Undang-undang pasal 156a KUHP tentang penodaan agama misalnya. Sejak kasus Ahok saya semakin yakin bahwa pasal penodaan agama ini sangat rawan sekali dipolitisir. Bayangkan saja, hanya karena (mungkin) salah berpendapat, bisa dipenjara selama lima tahun. Ini jelas ada permasalahan.
Data menunjukkan pasal penodaan agama ini sudah memenjarakan 115 orang di era reformasi. Dan salah satunya adalah Ahok. Padahal pada jaman orde baru, hanya ada 8 kasus saja.
Ini anomali, disaat reformasi dimana kebebasan berpendapat diberi tempat yang seluas-luasnya, tetapi disisi lain justru di era reformasi inilah banyak orang berpendapat yang dipidanakan. Dan ancamannya tidak main-main, 5 tahun penjara.
Ancaman hukuman 5 tahun ini implikasinya sangat besar. Kita ingat bahwa Undang-undang kita mengatakan bahwa seseorang yang melakukan tindakan pidana yang diancam hukumam penjara 5 tahun atau lebih tidak boleh menjadi presiden, wakil presiden bahkan menteri sekalipun.
Sehingga pasal penodaan agama sangat mungkin digunakan lawan politik untuk menjegal kesempatan seorang anak bangsa yang ingin menjadi pemimpin tertinggi di negeri ini. Dan Ahok lah contoh yang sangat nyata…
Contoh lain adalah kasus Sukmawati dimana saat ini sedang terjadi demo mendesak Sukmawati untuk diproses hukum. Ada hal yang mengejutkan karena ternyata oh ternyata, puisi kontroversial yang dilantunkan ibu sukmawati ini dibuat tahun 1999, dibukukan tahun 2006 dan baru heboh 12 tahun kemudian. Muncul pertanyaan, tahun 1999-2006 kemana saja?
Ini ada apa? Lha disinilah letak potensi pasal ini dijadikan alat untuk kepentingan politik.
Sehingga wajar saja ketika Direktur Eksekutif Amnesty Intenasional, Usman Hamid mendesak pemerintah untuk menghapuskan pasal penodaan agama karena memang sangat bermasalah.
“Kami meminta kepada pemerintah Indonesia, parlemen Indonesia, untuk menghapuskan UU penodaan agama karena UU ini telah banyak memenjarakan orang-orang yang lebih banyak menyampaikan pandangan atau menjalankan keyakinan mereka,” ujar Usman di kawasan Cikini, Menteng, Jakarta Pusat-warta kota.

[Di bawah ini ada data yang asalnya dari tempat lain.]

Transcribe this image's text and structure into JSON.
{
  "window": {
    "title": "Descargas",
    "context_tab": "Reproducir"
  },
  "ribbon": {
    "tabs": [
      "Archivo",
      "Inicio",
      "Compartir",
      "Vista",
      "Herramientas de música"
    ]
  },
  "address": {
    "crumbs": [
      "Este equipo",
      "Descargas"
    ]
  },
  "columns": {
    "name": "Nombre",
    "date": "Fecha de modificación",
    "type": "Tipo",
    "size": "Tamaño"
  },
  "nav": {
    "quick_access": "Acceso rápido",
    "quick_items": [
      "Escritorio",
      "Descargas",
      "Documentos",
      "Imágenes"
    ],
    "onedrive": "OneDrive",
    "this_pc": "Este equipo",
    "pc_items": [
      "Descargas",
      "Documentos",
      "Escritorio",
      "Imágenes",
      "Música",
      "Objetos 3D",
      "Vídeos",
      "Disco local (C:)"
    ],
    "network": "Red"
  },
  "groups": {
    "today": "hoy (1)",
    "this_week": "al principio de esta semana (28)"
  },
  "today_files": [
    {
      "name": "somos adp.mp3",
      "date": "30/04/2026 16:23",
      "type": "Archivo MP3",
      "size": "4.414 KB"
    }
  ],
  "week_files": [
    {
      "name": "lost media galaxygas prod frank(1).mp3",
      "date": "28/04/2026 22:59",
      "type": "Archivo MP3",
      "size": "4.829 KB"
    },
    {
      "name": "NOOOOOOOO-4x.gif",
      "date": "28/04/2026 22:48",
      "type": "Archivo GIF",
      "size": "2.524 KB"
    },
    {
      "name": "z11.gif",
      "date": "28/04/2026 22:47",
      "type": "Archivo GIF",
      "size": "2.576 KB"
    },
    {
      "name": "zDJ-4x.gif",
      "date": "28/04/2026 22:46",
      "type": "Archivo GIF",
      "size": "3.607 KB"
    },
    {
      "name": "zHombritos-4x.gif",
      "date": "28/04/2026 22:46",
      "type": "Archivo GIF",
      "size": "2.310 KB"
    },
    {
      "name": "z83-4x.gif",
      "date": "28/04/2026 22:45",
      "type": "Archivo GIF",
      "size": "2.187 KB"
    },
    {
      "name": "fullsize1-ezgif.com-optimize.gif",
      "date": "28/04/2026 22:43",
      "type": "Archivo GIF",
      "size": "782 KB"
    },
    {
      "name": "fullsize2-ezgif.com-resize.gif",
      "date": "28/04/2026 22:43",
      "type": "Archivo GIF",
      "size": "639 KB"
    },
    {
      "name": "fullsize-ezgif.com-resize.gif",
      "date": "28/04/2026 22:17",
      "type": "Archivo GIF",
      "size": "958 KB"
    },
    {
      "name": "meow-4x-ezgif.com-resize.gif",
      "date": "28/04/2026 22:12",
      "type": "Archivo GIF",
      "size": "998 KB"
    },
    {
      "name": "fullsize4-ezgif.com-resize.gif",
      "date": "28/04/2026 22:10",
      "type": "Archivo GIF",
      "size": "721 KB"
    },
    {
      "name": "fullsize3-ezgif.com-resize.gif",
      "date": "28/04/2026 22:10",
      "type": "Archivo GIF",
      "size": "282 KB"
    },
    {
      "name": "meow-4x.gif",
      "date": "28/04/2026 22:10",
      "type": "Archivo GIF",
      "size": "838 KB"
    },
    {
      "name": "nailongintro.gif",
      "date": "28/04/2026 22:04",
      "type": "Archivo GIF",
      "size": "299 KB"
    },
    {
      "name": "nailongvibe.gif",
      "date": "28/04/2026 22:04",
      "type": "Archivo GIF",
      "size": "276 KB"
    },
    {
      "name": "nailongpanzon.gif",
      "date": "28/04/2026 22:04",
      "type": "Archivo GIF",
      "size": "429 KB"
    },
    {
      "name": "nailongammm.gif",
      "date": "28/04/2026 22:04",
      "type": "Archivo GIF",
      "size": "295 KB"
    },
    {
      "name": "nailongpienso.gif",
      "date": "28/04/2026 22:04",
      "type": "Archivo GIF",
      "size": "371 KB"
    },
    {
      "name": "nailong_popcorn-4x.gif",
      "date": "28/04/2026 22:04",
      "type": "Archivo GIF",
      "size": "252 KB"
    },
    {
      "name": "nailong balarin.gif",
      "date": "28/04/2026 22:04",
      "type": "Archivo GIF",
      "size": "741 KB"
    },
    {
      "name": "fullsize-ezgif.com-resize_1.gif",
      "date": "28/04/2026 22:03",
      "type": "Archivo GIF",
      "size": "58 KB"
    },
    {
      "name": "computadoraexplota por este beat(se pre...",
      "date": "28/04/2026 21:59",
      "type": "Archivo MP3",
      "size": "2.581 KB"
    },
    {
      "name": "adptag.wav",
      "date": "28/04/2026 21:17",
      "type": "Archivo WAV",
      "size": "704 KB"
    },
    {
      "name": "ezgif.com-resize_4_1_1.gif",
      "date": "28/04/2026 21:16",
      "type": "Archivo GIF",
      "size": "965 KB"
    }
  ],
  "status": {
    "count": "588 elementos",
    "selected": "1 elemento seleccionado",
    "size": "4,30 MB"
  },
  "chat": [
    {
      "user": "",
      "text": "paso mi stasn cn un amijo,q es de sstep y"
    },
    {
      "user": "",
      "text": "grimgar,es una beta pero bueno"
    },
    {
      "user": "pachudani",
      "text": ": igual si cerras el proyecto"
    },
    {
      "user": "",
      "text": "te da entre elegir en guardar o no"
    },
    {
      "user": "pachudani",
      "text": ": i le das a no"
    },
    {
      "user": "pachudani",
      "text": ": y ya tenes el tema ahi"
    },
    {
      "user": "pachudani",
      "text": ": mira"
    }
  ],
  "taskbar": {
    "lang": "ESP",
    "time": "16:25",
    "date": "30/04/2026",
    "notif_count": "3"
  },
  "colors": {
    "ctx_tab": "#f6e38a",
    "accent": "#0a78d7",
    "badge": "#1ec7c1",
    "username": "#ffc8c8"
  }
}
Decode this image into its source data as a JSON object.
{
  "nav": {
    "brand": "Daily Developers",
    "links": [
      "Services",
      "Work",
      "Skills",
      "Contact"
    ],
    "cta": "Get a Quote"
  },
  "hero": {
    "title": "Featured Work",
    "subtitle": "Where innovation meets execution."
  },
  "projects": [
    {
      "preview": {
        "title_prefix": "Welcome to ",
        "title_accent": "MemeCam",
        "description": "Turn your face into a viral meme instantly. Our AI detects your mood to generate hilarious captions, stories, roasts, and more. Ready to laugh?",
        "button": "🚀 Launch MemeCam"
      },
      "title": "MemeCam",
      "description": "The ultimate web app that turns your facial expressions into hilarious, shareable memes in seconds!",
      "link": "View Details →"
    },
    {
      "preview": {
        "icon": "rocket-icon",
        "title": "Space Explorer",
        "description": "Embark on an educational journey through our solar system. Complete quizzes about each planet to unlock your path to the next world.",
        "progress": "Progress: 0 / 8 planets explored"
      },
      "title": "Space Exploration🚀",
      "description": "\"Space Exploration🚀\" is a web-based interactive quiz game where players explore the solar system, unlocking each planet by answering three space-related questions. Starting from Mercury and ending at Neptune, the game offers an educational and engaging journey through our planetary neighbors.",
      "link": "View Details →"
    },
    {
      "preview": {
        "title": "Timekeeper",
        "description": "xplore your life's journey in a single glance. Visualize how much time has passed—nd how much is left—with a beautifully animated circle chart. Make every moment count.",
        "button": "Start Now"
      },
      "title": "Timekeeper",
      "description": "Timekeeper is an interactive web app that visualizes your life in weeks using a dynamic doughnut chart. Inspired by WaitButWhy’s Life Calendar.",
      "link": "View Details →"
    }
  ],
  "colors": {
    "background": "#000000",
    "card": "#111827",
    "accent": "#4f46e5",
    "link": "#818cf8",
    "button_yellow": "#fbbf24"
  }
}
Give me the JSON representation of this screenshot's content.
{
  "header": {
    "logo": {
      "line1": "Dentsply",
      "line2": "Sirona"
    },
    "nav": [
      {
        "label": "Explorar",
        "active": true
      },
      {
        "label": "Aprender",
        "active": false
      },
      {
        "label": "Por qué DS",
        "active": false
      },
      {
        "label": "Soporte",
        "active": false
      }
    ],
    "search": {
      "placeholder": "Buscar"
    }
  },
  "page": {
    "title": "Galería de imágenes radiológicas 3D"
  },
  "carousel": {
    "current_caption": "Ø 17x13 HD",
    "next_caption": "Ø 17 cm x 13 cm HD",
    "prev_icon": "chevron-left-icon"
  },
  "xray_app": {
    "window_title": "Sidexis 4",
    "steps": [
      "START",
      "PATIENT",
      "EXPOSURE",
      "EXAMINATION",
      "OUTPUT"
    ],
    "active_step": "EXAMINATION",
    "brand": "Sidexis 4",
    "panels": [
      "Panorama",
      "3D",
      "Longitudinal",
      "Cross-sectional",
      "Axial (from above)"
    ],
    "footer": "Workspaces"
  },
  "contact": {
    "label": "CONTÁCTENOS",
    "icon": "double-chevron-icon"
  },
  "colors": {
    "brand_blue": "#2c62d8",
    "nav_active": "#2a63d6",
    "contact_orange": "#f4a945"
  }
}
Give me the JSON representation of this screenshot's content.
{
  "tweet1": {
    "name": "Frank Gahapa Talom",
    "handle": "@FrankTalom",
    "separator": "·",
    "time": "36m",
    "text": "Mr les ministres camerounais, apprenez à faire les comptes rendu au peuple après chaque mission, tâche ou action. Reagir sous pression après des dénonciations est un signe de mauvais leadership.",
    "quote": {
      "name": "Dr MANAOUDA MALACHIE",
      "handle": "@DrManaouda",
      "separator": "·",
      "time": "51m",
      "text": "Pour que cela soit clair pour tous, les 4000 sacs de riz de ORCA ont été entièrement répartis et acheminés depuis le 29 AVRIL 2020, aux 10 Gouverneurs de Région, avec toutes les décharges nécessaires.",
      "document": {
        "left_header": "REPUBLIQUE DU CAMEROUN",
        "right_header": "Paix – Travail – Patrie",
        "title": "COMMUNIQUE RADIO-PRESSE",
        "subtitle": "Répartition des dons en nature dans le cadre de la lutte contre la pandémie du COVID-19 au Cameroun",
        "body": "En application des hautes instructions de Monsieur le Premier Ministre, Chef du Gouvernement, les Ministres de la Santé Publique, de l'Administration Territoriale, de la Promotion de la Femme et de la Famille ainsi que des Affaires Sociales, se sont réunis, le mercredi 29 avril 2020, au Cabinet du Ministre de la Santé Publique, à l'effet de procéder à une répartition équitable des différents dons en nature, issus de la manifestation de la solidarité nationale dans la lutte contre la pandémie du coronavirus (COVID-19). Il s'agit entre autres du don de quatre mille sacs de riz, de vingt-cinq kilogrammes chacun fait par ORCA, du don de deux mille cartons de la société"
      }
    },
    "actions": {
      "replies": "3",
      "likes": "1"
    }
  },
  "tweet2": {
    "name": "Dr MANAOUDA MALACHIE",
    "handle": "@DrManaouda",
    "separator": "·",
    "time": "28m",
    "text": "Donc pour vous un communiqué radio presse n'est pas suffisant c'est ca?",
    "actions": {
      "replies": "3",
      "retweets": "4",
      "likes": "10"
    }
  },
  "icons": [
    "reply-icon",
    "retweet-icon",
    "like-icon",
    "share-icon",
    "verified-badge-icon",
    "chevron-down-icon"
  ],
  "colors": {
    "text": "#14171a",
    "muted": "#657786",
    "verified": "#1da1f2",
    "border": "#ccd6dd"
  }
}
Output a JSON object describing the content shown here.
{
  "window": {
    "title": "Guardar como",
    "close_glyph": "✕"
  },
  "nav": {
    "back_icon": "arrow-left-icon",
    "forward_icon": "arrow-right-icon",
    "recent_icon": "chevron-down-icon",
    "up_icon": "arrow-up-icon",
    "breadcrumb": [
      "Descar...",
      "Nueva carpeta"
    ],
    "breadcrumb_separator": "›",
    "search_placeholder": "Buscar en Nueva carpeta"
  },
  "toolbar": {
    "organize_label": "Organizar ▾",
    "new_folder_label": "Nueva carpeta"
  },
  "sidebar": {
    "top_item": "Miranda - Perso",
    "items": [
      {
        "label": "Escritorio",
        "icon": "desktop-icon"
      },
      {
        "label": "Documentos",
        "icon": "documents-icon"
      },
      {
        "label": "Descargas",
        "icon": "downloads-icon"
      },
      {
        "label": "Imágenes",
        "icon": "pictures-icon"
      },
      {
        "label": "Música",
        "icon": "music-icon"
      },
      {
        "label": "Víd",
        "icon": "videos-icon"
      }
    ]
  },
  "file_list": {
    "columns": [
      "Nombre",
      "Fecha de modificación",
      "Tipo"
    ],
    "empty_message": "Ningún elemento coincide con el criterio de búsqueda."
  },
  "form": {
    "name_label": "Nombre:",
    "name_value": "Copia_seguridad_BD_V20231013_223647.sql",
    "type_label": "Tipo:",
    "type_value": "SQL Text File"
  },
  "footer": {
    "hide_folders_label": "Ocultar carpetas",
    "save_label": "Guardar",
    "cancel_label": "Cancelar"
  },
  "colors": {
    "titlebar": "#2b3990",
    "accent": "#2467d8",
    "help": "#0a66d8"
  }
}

Tidak hanya memenjarakan dan menghambat seseorang untuk menjadi presiden dan menteri, pasal ini juga terbukti berpotensi memecah belah persatuan dan kesatuan bangsa Indonesia yang sangat majemuk seperti Indonesia ini.
Pasal penodaan agama ini bisa memperparah keterbelahan sosial di masyarakat mengingat Indonesia terdiri dari berbagai suku, agama dan ras.
Sehingga jujur saja saya mendukung jika pada akhirnya undang-undang ini dihapuskan sama sekali. Cukup sudah Ahok menjadi martir pasal karet ini.
Jika demikian, bagaimana dengan kelanjutan kasus penodaan agama kristen yang masih berjalan karena yang bersangkutan kabur ke luar negeri? Menurut hemat saya dimaafkan saja seperti himbauan pak Ma’ruf Amin dan pak Din Syamsudin terhadap Sukmawati. Bagaimana para pembaca, kira-kira setuju tidak? He..he
Ingat pepatah Jawa : “Crah agawe Bubrah, rukun agawe Santosa” yang artinya perpecahan bisa mengakibatkan kehancuran, akan tetapi hidup rukun akan membuat sejahtera”
Selamat hapus pasal karet penodaan agama!